Shabbat Miketz: light is seen only in darkness

The Shabbat of Hanukkah is nearly always Shabbat Miketz. The word miketz means “at the end of”, and in this context it refers to the end of a period of time – a dark time, with Joseph missing from his family and his home. Joseph is imprisoned in a dungeon as we begin the parashah, and back home a famine is ravaging the land. Everyone is starving: for freedom, for food – for love. 

 

This time of year is the darkest; like all ancient religious traditions, we have our festival of light now, to reassure us that there is light at the end of this darkness. If only it were as true that there is freedom at the end of every enslavement, nourishment at the end of every drought, and love waiting for us all.

 

The reason that this is not reliably true is not because G-d plays favorites, but because we do.

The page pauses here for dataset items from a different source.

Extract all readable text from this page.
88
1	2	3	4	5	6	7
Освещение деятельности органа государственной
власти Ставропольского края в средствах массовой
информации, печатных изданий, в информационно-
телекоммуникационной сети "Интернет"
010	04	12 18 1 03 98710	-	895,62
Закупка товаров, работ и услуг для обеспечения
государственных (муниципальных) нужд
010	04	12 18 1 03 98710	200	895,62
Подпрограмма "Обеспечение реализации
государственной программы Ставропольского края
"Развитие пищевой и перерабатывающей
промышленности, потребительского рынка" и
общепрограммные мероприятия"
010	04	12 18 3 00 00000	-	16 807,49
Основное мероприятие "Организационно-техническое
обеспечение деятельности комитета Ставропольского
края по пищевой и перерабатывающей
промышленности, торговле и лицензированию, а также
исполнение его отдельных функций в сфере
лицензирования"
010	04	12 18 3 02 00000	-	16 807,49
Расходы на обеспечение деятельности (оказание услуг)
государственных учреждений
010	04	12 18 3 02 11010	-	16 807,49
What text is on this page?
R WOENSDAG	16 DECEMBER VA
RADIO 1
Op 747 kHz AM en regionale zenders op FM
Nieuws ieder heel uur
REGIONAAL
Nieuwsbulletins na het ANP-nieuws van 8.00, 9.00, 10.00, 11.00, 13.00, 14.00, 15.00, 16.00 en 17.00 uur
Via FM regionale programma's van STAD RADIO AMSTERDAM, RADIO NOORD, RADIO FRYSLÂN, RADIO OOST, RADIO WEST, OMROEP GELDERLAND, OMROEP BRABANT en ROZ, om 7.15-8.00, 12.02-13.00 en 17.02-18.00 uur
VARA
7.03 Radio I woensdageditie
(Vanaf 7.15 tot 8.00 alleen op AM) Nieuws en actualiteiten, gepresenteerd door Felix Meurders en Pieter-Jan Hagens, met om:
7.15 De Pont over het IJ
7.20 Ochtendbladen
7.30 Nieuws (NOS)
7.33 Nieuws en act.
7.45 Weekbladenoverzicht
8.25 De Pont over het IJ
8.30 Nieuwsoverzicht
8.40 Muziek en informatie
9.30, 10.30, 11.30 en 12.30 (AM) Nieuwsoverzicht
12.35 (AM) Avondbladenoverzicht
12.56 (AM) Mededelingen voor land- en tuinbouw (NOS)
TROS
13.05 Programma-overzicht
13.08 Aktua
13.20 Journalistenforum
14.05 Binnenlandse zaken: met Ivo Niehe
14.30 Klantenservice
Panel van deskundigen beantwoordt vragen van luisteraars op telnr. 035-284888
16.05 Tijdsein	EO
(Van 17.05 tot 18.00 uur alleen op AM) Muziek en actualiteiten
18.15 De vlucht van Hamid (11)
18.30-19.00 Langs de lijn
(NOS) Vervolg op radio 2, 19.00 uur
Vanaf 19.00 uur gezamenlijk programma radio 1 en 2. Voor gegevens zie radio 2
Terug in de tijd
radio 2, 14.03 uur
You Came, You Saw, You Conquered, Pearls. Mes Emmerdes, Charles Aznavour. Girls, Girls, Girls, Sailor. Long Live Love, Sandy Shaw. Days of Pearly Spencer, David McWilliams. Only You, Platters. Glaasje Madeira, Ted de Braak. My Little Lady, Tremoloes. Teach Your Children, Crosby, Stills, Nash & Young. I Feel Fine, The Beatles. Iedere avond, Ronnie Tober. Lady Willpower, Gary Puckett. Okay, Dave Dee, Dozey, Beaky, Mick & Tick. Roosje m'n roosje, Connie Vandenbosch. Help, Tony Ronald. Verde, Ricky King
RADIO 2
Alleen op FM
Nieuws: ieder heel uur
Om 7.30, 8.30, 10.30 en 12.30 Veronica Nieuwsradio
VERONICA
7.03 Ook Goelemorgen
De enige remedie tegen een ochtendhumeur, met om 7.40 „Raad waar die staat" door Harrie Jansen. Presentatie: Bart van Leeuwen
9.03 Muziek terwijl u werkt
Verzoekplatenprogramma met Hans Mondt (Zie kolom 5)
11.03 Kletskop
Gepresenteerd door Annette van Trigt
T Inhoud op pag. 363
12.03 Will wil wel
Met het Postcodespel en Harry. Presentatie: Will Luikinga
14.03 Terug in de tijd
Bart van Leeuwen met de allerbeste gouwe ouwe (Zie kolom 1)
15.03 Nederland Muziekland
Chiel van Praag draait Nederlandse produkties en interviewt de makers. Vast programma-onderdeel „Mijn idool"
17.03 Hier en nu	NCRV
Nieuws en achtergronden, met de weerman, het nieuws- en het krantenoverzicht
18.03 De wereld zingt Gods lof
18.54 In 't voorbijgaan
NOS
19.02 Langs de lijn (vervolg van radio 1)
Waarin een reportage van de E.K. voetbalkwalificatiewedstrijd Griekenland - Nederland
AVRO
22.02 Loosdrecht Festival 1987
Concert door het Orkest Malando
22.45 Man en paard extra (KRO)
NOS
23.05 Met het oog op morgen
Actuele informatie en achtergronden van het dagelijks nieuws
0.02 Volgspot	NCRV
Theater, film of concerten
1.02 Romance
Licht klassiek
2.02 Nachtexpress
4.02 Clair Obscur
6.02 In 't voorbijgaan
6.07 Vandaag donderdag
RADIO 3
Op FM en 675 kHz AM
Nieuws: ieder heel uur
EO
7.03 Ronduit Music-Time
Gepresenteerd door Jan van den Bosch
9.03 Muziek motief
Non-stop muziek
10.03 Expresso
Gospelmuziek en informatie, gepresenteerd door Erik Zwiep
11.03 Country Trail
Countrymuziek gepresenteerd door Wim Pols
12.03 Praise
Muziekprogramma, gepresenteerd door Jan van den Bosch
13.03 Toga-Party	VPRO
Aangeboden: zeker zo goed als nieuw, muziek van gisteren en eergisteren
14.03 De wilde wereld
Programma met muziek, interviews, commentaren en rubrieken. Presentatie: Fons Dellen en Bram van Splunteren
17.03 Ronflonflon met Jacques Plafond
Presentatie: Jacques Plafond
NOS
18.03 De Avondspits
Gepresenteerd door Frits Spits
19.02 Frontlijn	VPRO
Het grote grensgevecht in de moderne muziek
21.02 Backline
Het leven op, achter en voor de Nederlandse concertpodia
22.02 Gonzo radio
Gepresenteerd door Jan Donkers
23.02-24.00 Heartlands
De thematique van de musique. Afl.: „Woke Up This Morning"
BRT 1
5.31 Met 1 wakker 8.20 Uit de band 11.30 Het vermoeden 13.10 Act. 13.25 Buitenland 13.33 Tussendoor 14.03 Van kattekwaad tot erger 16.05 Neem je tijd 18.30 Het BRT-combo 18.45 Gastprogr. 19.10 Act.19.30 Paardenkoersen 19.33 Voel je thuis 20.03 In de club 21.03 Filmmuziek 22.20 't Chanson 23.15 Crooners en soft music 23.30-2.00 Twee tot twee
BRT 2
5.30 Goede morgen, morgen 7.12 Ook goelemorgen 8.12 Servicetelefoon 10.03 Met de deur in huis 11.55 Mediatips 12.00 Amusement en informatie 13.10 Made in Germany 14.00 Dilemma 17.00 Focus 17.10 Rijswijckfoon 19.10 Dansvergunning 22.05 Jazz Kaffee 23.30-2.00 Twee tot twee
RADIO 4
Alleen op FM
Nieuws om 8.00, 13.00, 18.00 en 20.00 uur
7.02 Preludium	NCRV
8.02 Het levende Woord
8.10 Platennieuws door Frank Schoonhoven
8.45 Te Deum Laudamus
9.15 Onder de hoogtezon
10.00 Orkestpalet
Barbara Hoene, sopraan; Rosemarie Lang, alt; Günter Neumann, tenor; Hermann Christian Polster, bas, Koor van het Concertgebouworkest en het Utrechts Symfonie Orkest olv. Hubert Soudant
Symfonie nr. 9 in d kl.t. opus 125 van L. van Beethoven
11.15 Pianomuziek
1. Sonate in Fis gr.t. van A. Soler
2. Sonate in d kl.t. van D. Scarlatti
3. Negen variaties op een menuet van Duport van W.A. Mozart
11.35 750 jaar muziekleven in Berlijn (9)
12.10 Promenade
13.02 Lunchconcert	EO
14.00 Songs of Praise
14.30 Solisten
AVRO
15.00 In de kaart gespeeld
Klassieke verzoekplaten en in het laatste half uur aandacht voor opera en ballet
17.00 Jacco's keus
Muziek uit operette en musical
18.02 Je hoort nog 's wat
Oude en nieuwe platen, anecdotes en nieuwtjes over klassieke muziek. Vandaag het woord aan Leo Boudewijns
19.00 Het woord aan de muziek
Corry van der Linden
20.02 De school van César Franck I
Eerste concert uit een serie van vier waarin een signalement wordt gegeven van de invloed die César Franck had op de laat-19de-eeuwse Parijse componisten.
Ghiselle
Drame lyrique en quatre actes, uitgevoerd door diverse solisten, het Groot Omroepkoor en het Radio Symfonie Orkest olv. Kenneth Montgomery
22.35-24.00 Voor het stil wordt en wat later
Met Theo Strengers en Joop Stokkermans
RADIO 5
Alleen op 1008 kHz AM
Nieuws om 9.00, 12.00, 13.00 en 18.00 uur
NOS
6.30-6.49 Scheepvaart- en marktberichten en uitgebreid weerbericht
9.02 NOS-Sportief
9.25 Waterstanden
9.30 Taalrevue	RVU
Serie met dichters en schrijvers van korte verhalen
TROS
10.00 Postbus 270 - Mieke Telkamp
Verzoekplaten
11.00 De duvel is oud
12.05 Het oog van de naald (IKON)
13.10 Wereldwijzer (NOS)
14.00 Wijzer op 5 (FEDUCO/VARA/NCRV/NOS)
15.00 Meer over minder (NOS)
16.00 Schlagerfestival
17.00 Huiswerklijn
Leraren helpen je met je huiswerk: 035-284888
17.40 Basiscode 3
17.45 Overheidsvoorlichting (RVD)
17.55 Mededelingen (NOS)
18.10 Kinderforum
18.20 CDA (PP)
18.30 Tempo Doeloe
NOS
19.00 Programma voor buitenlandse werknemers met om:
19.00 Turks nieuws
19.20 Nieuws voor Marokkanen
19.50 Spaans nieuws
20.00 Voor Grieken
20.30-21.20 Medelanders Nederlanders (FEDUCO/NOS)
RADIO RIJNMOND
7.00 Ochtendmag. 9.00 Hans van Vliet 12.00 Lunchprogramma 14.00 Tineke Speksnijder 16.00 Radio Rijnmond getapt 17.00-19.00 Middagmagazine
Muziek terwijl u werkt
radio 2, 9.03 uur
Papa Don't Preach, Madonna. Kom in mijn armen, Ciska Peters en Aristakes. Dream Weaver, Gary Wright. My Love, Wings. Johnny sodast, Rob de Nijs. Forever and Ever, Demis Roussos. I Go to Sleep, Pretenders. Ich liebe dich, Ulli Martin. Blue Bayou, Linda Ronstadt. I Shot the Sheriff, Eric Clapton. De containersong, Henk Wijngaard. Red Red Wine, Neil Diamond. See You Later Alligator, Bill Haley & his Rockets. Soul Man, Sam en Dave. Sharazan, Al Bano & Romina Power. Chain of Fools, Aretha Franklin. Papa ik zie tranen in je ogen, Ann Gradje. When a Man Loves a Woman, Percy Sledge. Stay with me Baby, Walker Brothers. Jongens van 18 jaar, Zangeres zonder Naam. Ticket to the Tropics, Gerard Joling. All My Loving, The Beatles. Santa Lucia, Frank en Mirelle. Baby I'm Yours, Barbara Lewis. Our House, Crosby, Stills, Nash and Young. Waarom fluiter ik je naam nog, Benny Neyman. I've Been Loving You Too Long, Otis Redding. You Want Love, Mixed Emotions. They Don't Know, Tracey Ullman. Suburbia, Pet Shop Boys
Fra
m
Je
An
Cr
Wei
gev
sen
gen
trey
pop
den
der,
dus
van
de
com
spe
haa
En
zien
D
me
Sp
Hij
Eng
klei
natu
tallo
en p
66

Francis Moore Lappe showed years ago that there is enough food on this planet to feed us all if only we would treat Earth wisely, and each other with respect; in the case of love, also, we act as if there is a limit to love, and ration it to the deserving, the attractive, the pleasing. Enslavement both real and metaphorical traps so many who could be freed….

 

In the parashat hashavua for this week, Jacob’s sons will go down to Egypt seeking sustenance for their families. Why, the midrash asks, are they called “Joseph’s brothers” instead of “Jacob’s sons”?

 

In so doing, the Torah is signaling the beginning of a move from darkness toward light. The brothers will confront their brother, whom they betrayed, and, after great emotional upheaval, be reconciled with him, and in the nurturance of that moment, so many longings will be answered. 

 

Joseph’s brothers were afraid when they first met Joseph – afraid of what they did not know about him, afraid that he would be angry at them, and perhaps try to kill them. Especially in this dark time, we too are afraid of what might be lurking within that which is impenetrable to our sight. Like the brothers, we assume fear, anger, difficulty – and we add to the darkness in that assumption. 

 

In a midrash, it is pointed out that the eye is made up of a dark part (the iris) and a light part (the white of the eye), and that one sees only out of the dark part. Consider a dark room with a spotlight: only when one is in darkness can one see that there is light (if you are in the spotlight you cannot see what is in the dark). Thus it is in our lives: darkness is a necessary precondition to seeing, and not at all, necessarily, an impediment. We forget to look sometimes for the light in the darkness, but it is there.

 

These long nights are a time to admit that these long nights can be full of grief and sadness, to express it and comfort each other in it. Let us seek to answer each other’s longings, feed each other’s hopes, and free each other as we are able from the prison of our fears. Let us kindle light together – not in defiance of the darkness, but in recognition that it is only when we realize the nature of the darkness that we are in, that we can begin to see the light.